Dahlai Dahlai - 3 months ago 17x
Python Question

numpy: Why is there a difference between (x,1) and (x, ) dimensionality

I am wondering why in numpy there are one dimensional array of dimension (length, 1) and also one dimensional array of dimension (length, ) w/o a second value.

I am running into this quite frequently, e.g. when using

which then requires a
step beforehand (or I could directly use

I can't think of a reason why this behavior is desirable. Can someone explain?


It was suggested by on of the comments that my question is a possible duplicate. I am more interested in the underlying workings of Numpy and not that there is a distinction between 1d and 2d arrays which I think is the point of the mentioned thread.


The data of a ndarray is stored as a 1d buffer - just a block of memory. The multidimensional nature of the array is produced by the shape and strides attributes, and the code that uses them.

The numpy developers chose to allow for an arbitrary number of dimensions, so the shape and strides are represented as tuples of any length, including 0 and 1.

In contrast MATLAB was built around FORTRAN programs that were developed for matrix operations. In the early days everything in MATLAB was a 2d matrix. Around 2000 (v3.5) it was generalized to allow more than 2d, but never less. The numpy np.matrix still follows that old 2d MATLAB constraint.

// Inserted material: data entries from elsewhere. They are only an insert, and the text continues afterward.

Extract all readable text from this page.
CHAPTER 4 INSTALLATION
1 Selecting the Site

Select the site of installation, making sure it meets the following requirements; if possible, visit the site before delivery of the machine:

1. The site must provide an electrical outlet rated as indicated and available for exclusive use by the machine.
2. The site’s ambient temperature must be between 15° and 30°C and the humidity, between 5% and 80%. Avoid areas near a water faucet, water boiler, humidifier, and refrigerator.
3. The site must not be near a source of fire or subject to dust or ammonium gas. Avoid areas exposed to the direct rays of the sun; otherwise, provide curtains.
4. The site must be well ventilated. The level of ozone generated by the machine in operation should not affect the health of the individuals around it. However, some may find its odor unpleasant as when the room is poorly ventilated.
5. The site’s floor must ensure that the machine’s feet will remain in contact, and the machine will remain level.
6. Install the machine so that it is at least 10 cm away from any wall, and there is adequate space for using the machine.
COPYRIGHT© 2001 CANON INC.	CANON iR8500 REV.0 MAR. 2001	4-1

If you come from a MATLAB world you are used to these 2 dimensions, and the distinction between a row vector and column vector. But in math and physics that isn't influenced by MATLAB, a vector is a 1d array. Python lists are inherently 1d, as are c arrays. To get 2d you have to have lists of lists or arrays of pointers to arrays, with x[1][2] style of indexing.

Look at the shape and strides of this array and its variants:

In [48]: x=np.arange(10)

In [49]: x.shape
Out[49]: (10,)

In [50]: x.strides
Out[50]: (4,)

In [51]: x1=x.reshape(10,1)

In [52]: x1.shape
Out[52]: (10, 1)

In [53]: x1.strides
Out[53]: (4, 4)

In [54]: x2=np.concatenate((x1,x1),axis=1)

In [55]: x2.shape
Out[55]: (10, 2)

In [56]: x2.strides
Out[56]: (8, 4)

MATLAB adds new dimensions at the end. It orders its values like a order='F' array, and can readily change a (n,1) matrix to a (n,1,1,1). numpy is default order='C', and readily expands an array dimension at the start. Understanding this is essential when taking advantage of broadcasting.

Thus x1 + x is a (10,1)+(10,) => (10,1)+(1,10) => (10,10)

Because of broadcasting a (n,) array is more like a (1,n) one than a (n,1) one. A 1d array is more like a row matrix than a column one.

In [64]: np.matrix(x)
Out[64]: matrix([[0, 1, 2, 3, 4, 5, 6, 7, 8, 9]])

In [65]: _.shape
Out[65]: (1, 10)

The point with concatenate is that it requires matching dimensions. It does not use broadcasting to adjust dimensions. There are a bunch of stack functions that ease this constraint, but they do so by adjusting the dimensions before using concatenate. Look at their code (readable Python).

So a proficient numpy user needs to be comfortable with that generalized shape tuple, including the empty () (0d array), (n,) 1d, and up. For more advanced stuff understanding strides helps as well (look for example at the strides and shape of a transpose).